Quick Facts: Israeli Annexation of Occupied Land & International Law
Annexation & international law
- Under international law, it is illegal for countries to annex occupied territories acquired by military force. According to Chapter 1, Article 2 of the Charter of the United Nations: “All Members shall refrain in their international relations from the threat or use of force against the territorial integrity or political independence of any state, or in any other manner inconsistent with the Purposes of the United Nations.”
- When Russia occupied and annexed the Crimea in 2014, the UN and international community, including the US, condemned the move as a dangerous violation of international law and imposed sanctions.
- According to international law, if a country annexes occupied territory the people living there are still considered to be under military occupation and protected by the Fourth Geneva Convention, which states:
“Protected persons who are in occupied territory shall not be deprived, in any case or in any manner whatsoever, of the benefits of the present Convention by any change introduced, as the result of the occupation of a territory, into the institutions or government of the said territory, nor by any agreement concluded between the authorities of the occupied territories and the Occupying Power, nor by any annexation by the latter of the whole or part of the occupied territory.”
Israel’s annexation of occupied Palestinian East Jerusalem & the occupied Syrian Golan Heights
- In 1980, Israel officially annexed Palestinian East Jerusalem, which it militarily occupied along with the rest of the West Bank, Gaza, and Syrian Golan Heights during the 1967 War.
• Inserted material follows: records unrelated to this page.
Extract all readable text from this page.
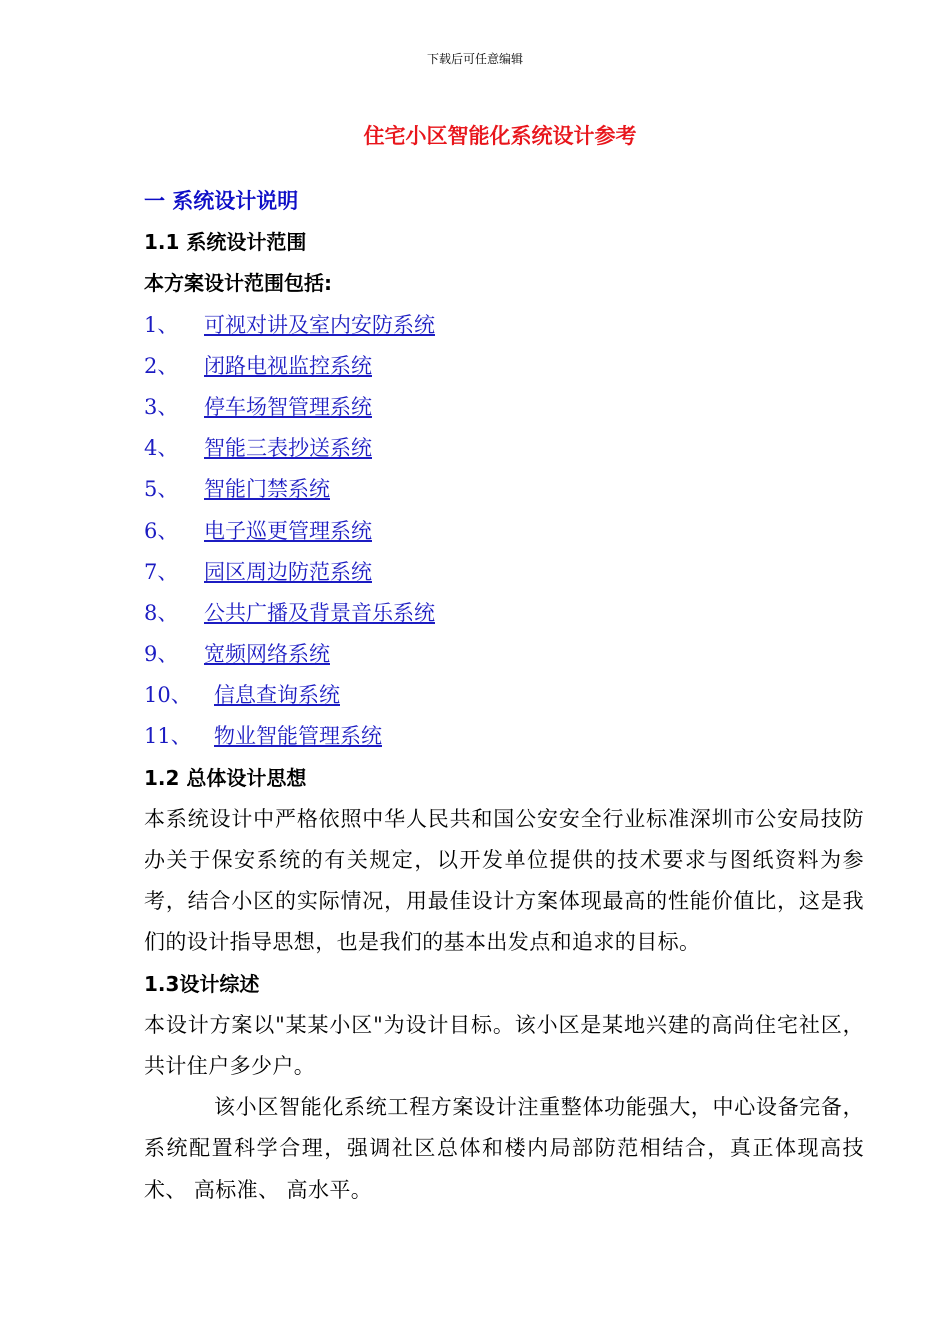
下载后可任意编辑
住宅小区智能化系统设计参考
一 系统设计说明
1.1 系统设计范围
本方案设计范围包括:
1、 可视对讲及室内安防系统
2、 闭路电视监控系统
3、 停车场智管理系统
4、 智能三表抄送系统
5、 智能门禁系统
6、 电子巡更管理系统
7、 园区周边防范系统
8、 公共广播及背景音乐系统
9、 宽频网络系统
10、 信息查询系统
11、 物业智能管理系统
1.2 总体设计思想
本系统设计中严格依照中华人民共和国公安安全行业标准深圳市公安局技防办关于保安系统的有关规定，以开发单位提供的技术要求与图纸资料为参考，结合小区的实际情况，用最佳设计方案体现最高的性能价值比，这是我们的设计指导思想，也是我们的基本出发点和追求的目标。
1.3设计综述
本设计方案以"某某小区"为设计目标。该小区是某地兴建的高尚住宅社区，共计住户多少户。
该小区智能化系统工程方案设计注重整体功能强大，中心设备完备，系统配置科学合理，强调社区总体和楼内局部防范相结合，真正体现高技术、 高标准、 高水平。
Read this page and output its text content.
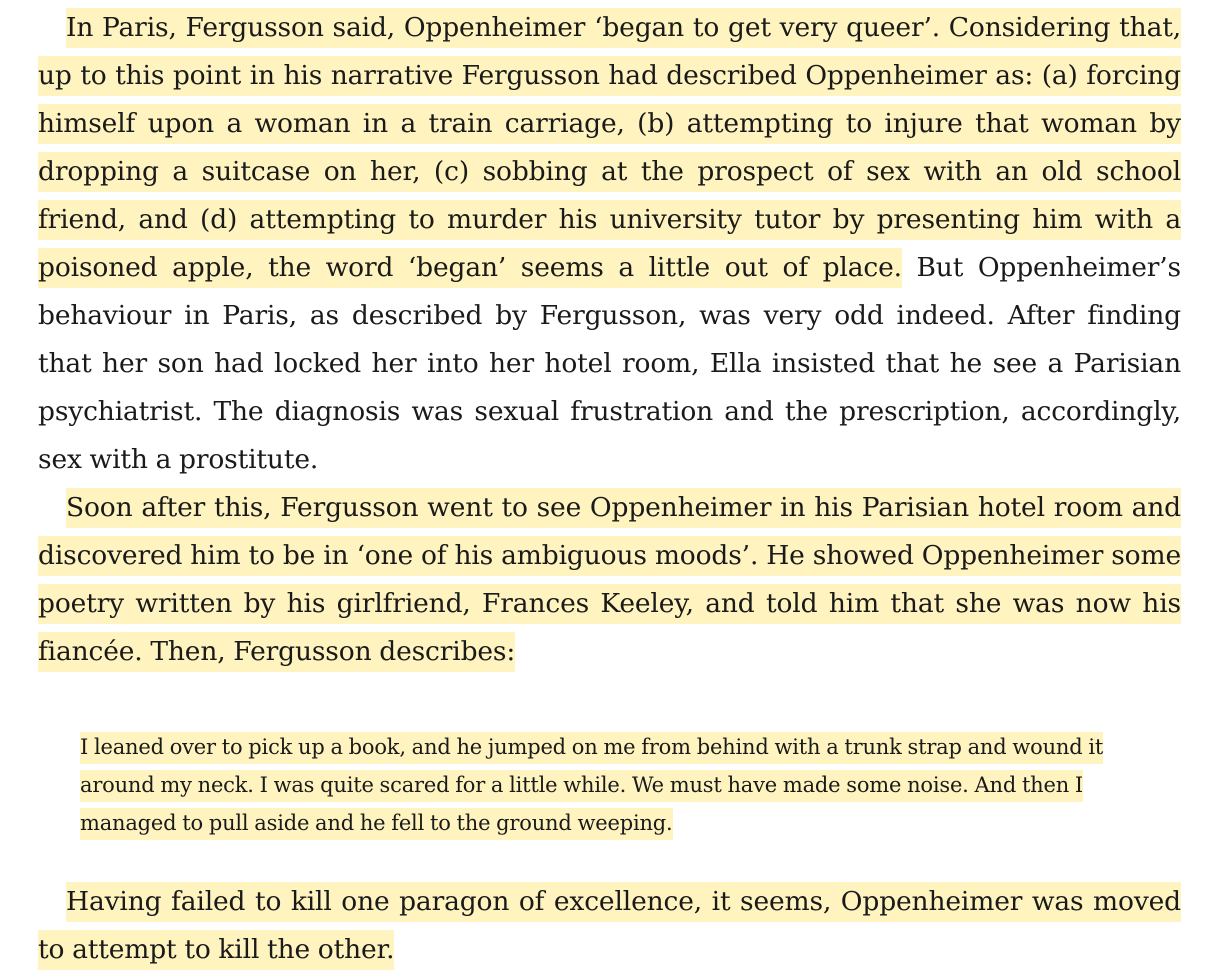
In Paris, Fergusson said, Oppenheimer ‘began to get very queer’. Considering that, up to this point in his narrative Fergusson had described Oppenheimer as: (a) forcing himself upon a woman in a train carriage, (b) attempting to injure that woman by dropping a suitcase on her, (c) sobbing at the prospect of sex with an old school friend, and (d) attempting to murder his university tutor by presenting him with a poisoned apple, the word ‘began’ seems a little out of place. But Oppenheimer’s behaviour in Paris, as described by Fergusson, was very odd indeed. After finding that her son had locked her into her hotel room, Ella insisted that he see a Parisian psychiatrist. The diagnosis was sexual frustration and the prescription, accordingly, sex with a prostitute.

Soon after this, Fergusson went to see Oppenheimer in his Parisian hotel room and discovered him to be in ‘one of his ambiguous moods’. He showed Oppenheimer some poetry written by his girlfriend, Frances Keeley, and told him that she was now his fiancée. Then, Fergusson describes:

I leaned over to pick up a book, and he jumped on me from behind with a trunk strap and wound it around my neck. I was quite scared for a little while. We must have made some noise. And then I managed to pull aside and he fell to the ground weeping.

Having failed to kill one paragon of excellence, it seems, Oppenheimer was moved to attempt to kill the other.
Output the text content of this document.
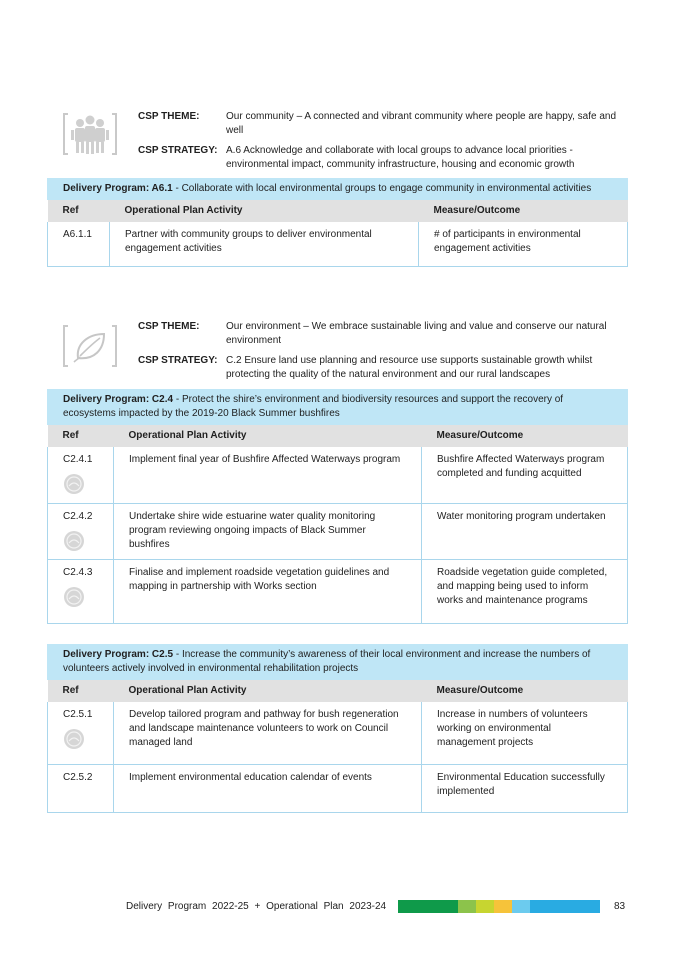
CSP THEME:	Our community – A connected and vibrant community where people are happy, safe and well
CSP STRATEGY: A.6 Acknowledge and collaborate with local groups to advance local priorities - environmental impact, community infrastructure, housing and economic growth
Delivery Program: A6.1 - Collaborate with local environmental groups to engage community in environmental activities		
Ref	Operational Plan Activity	Measure/Outcome
A6.1.1	Partner with community groups to deliver environmental engagement activities	# of participants in environmental engagement activities
CSP THEME:	Our environment – We embrace sustainable living and value and conserve our natural environment
CSP STRATEGY: C.2 Ensure land use planning and resource use supports sustainable growth whilst protecting the quality of the natural environment and our rural landscapes
Delivery Program: C2.4 - Protect the shire’s environment and biodiversity resources and support the recovery of ecosystems impacted by the 2019-20 Black Summer bushfires		
Ref	Operational Plan Activity	Measure/Outcome
C2.4.1	Implement final year of Bushfire Affected Waterways program	Bushfire Affected Waterways program completed and funding acquitted
C2.4.2	Undertake shire wide estuarine water quality monitoring program reviewing ongoing impacts of Black Summer bushfires	Water monitoring program undertaken
C2.4.3	Finalise and implement roadside vegetation guidelines and mapping in partnership with Works section	Roadside vegetation guide completed, and mapping being used to inform works and maintenance programs
Delivery Program: C2.5 - Increase the community’s awareness of their local environment and increase the numbers of volunteers actively involved in environmental rehabilitation projects		
Ref	Operational Plan Activity	Measure/Outcome
C2.5.1	Develop tailored program and pathway for bush regeneration and landscape maintenance volunteers to work on Council managed land	Increase in numbers of volunteers working on environmental management projects
C2.5.2	Implement environmental education calendar of events	Environmental Education successfully implemented
Delivery Program 2022-25 + Operational Plan 2023-24	83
The following year, Israel effectively annexed the Golan Heights as well by applying Israeli law to it. Both moves have been repeatedly rejected as illegal by the international community, including UN Security Council Resolutions 478 (Jerusalem) and 497 (Golan).
- In 2016, the UN Security Council adopted Resolution 2334:
“Condemning all measures aimed at altering the demographic composition, character and status of the Palestinian Territory occupied since 1967, including East Jerusalem, including, inter alia, the construction, and expansion of settlements, transfer of Israeli settlers, confiscation of land, demolition of homes and displacement of Palestinian civilians, in violation of international humanitarian law and relevant resolutions.”
- In 2017, President Donald Trump reversed half a century of official US policy by recognizing Israeli sovereignty over Jerusalem, moving the US embassy there the following year. In 2019, he recognized Israeli sovereignty over the Golan Heights. Both decisions were condemned by the international community, including many close US allies, and rejected by the UN.
Israeli annexation of the occupied Palestinian West Bank
- The preamble of UN Security Council Resolution 242, which was passed in response to the 1967 War and is the cornerstone of international diplomacy regarding the West Bank and other occupied territories, stresses the “inadmissibility of the acquisition of territory by war.”
- In June 2019, following threats by Netanyahu and other Israeli politicians to annex the West Bank, the UN Special Rapporteur on the situation of human rights in the Palestinian territory occupied since 1967 warned: “International law is very clear: annexation and territorial conquest are forbidden by the Charter of the United Nations.”
- In January 2020, Trump released the remaining details of his plan for Palestine/Israel, including recognition of Israeli annexation of about 30% of the Palestinian West Bank, which was rejected by the international community.
- After the release of the remainder of the Trump plan and the deal cementing Netanyahu’s new coalition government in April 2020, that stipulated Israel can begin annexation of the West Bank starting July 1, the international community, including the European Union and neighboring Jordan, which Israel has a peace treaty with, warned against it, with the EU noting it “would constitute a serious violation of international law.”
- In June 2020, nearly 50 independent UN human rights experts warned that Israeli annexation of the West Bank:
“is a serious violation of the Charter of the United Nations and the Geneva Conventions, and contrary to the fundamental rule affirmed many times by the United Nations Security Council and General Assembly that the acquisition of territory by war or force is inadmissible… The international community has prohibited annexation precisely because it incites wars, economic devastation, political instability, systematic human rights abuses and widespread human suffering.”
“What would be left of the West Bank would be a Palestinian Bantustan, islands of disconnected land completely surrounded by Israel and with no territorial connection to the outside world… Thus, the morning after annexation would be the crystallization of an already unjust reality: two peoples living in the same space, ruled by the same state, but with profoundly unequal rights. This is a vision of a 21st century apartheid.”